2)おいしい味噌汁を作るためには加熱がポイント
味噌汁を作る場合、味噌の濃い味と釣り合うように、だしはかつお節、煮干しなど好みの素材で濃いめにとったほうがよいでしょう。また、味噌の味や香りを生かすために、加熱の仕方に注意が必要です。

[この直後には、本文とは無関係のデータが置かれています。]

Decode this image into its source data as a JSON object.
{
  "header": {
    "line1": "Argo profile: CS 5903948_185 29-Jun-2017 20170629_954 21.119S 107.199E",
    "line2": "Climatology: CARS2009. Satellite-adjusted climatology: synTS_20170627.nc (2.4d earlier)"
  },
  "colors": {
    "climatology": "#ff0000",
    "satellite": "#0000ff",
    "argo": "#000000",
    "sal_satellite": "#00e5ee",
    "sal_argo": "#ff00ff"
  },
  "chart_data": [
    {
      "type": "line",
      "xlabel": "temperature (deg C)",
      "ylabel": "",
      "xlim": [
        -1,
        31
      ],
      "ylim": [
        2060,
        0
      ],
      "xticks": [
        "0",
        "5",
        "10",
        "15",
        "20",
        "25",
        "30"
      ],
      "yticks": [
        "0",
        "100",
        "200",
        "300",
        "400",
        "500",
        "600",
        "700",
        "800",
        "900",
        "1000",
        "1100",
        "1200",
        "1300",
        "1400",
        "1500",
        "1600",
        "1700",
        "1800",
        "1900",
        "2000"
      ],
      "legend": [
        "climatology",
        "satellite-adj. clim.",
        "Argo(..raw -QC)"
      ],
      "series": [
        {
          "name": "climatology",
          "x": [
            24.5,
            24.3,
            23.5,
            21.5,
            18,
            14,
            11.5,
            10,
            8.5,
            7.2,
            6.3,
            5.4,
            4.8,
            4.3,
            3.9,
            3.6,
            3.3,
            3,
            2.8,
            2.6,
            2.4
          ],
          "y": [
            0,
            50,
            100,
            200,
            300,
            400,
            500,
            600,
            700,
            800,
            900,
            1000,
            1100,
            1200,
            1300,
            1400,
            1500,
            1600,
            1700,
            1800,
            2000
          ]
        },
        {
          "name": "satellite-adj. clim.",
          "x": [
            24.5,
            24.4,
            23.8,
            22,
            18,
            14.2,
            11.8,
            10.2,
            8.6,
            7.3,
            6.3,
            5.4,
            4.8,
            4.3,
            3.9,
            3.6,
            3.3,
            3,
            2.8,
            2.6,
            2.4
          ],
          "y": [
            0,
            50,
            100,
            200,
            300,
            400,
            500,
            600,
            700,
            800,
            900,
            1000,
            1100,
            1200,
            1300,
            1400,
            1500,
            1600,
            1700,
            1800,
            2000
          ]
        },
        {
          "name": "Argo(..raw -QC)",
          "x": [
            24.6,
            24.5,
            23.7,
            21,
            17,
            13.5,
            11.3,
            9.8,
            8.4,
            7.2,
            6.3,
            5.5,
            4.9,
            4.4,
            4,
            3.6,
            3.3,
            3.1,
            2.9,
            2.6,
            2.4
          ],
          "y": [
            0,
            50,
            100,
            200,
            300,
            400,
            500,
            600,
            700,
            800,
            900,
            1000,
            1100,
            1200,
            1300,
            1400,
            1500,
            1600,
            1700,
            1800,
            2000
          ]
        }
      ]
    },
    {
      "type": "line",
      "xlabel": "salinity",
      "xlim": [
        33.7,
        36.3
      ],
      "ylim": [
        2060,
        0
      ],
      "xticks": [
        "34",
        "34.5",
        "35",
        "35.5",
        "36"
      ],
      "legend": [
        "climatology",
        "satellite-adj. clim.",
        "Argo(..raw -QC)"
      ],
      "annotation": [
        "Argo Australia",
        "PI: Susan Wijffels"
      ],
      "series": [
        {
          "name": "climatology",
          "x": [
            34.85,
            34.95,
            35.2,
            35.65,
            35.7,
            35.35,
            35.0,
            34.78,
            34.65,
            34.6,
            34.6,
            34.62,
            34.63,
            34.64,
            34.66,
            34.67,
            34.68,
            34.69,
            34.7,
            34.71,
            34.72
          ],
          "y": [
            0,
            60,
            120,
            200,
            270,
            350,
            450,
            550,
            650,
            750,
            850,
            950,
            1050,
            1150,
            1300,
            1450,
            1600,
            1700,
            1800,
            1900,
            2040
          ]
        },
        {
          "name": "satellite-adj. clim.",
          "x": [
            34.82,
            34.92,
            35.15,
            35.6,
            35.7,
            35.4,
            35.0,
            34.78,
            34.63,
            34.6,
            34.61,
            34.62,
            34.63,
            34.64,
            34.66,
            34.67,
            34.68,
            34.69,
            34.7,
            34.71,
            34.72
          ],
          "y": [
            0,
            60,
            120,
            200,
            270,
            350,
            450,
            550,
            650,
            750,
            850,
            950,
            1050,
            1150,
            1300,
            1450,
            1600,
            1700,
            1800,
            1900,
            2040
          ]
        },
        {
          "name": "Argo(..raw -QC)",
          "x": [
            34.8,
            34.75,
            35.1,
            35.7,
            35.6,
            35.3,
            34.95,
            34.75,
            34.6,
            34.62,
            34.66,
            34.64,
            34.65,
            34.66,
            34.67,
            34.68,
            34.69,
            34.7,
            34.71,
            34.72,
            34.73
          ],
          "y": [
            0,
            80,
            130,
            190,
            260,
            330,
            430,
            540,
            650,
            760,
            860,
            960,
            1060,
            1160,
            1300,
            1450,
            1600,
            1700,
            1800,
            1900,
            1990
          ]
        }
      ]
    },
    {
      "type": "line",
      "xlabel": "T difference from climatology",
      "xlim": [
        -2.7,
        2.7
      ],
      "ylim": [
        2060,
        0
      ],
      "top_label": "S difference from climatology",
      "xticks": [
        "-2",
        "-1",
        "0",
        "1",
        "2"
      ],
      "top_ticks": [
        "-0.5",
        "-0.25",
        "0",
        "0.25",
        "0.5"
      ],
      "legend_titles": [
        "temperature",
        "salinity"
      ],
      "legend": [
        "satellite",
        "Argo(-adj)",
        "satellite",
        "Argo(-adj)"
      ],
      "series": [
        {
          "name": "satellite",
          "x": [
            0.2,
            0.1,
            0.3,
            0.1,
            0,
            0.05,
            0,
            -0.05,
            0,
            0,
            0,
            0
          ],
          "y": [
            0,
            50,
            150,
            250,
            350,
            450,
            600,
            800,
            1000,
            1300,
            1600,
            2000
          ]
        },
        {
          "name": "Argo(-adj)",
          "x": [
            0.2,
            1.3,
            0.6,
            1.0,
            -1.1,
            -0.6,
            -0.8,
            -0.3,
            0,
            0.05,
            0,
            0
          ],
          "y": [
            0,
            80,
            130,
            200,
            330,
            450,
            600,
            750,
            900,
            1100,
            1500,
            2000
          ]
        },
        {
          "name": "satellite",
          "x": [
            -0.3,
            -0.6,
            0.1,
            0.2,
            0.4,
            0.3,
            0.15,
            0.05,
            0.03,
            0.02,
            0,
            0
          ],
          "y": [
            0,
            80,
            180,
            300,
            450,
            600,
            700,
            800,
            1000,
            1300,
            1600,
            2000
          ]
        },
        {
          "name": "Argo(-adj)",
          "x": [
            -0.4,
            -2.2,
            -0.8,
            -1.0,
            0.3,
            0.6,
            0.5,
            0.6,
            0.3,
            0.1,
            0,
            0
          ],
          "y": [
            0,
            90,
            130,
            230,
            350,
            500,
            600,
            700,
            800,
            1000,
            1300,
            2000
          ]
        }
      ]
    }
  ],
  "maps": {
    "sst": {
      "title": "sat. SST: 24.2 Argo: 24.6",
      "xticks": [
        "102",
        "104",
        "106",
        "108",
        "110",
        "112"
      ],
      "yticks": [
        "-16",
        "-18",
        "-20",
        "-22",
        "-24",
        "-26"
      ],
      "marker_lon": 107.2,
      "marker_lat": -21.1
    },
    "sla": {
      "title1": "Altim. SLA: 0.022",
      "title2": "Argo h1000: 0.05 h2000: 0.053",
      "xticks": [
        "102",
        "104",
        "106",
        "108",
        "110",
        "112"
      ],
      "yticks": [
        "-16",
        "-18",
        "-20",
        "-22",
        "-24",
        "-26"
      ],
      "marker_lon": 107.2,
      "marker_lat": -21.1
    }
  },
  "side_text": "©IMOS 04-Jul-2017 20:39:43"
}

味噌汁を長く加熱すると、しっとりした舌ざわりが損なわれます。また、米味噌がたるの中で熟成されるとき、酵母が糖をアルコールやエステルなどの香り成分へ変化させていますが、このアルコールなどの香り成分は、90度以上になると揮発してしまいます。そのため、おいしい味噌汁を作るためには、味噌は最後に加え、入れた後は煮立てないことが肝要です。
3)味噌汁の味噌は少なめに
味噌汁に味噌を入れすぎたとき、水や湯で薄めると、だしの味ばかりでなく、味噌の風味も薄まってしまいます。初めは味噌を控えめに入れ、味見をして薄ければ味噌を追加するほうがよいでしょう。また、味噌汁を長く煮すぎたり、汁を温め直したりすると、味噌の香りが飛んでしまいます。余分に作らず、なるべく一回の人数分の味噌汁を用意し、食卓に出す直前に温めて味噌を入れ、沸騰直前に火を止めて香りのよい状態で食卓に出すことが大切です。
4)臭み消しの味噌は二度に分けて
煮物に使う味噌は、味噌汁と違って素材の引き立て役です。ですから、味噌を使った煮物は、味を染み込ませるためにも、臭いを取るためにも、加熱の初めに加えておく必要があります。しかし、せっかく使う味噌の香りも失いたくありません。そこで豚汁、鯉(こい)こくのように味噌で長く煮る汁ものや、肉や魚の煮込み料理は、初めに半量の味噌を入れ、ゆっくりと加熱して材料が十分に煮えたところで残りの半量を加え、香りが失われないうちに火を止めます。サバの味噌煮なども初めに味噌を加えて材料を煮含め、仕上げに酒やみりんで風味を出したほうがおいしく仕上がります。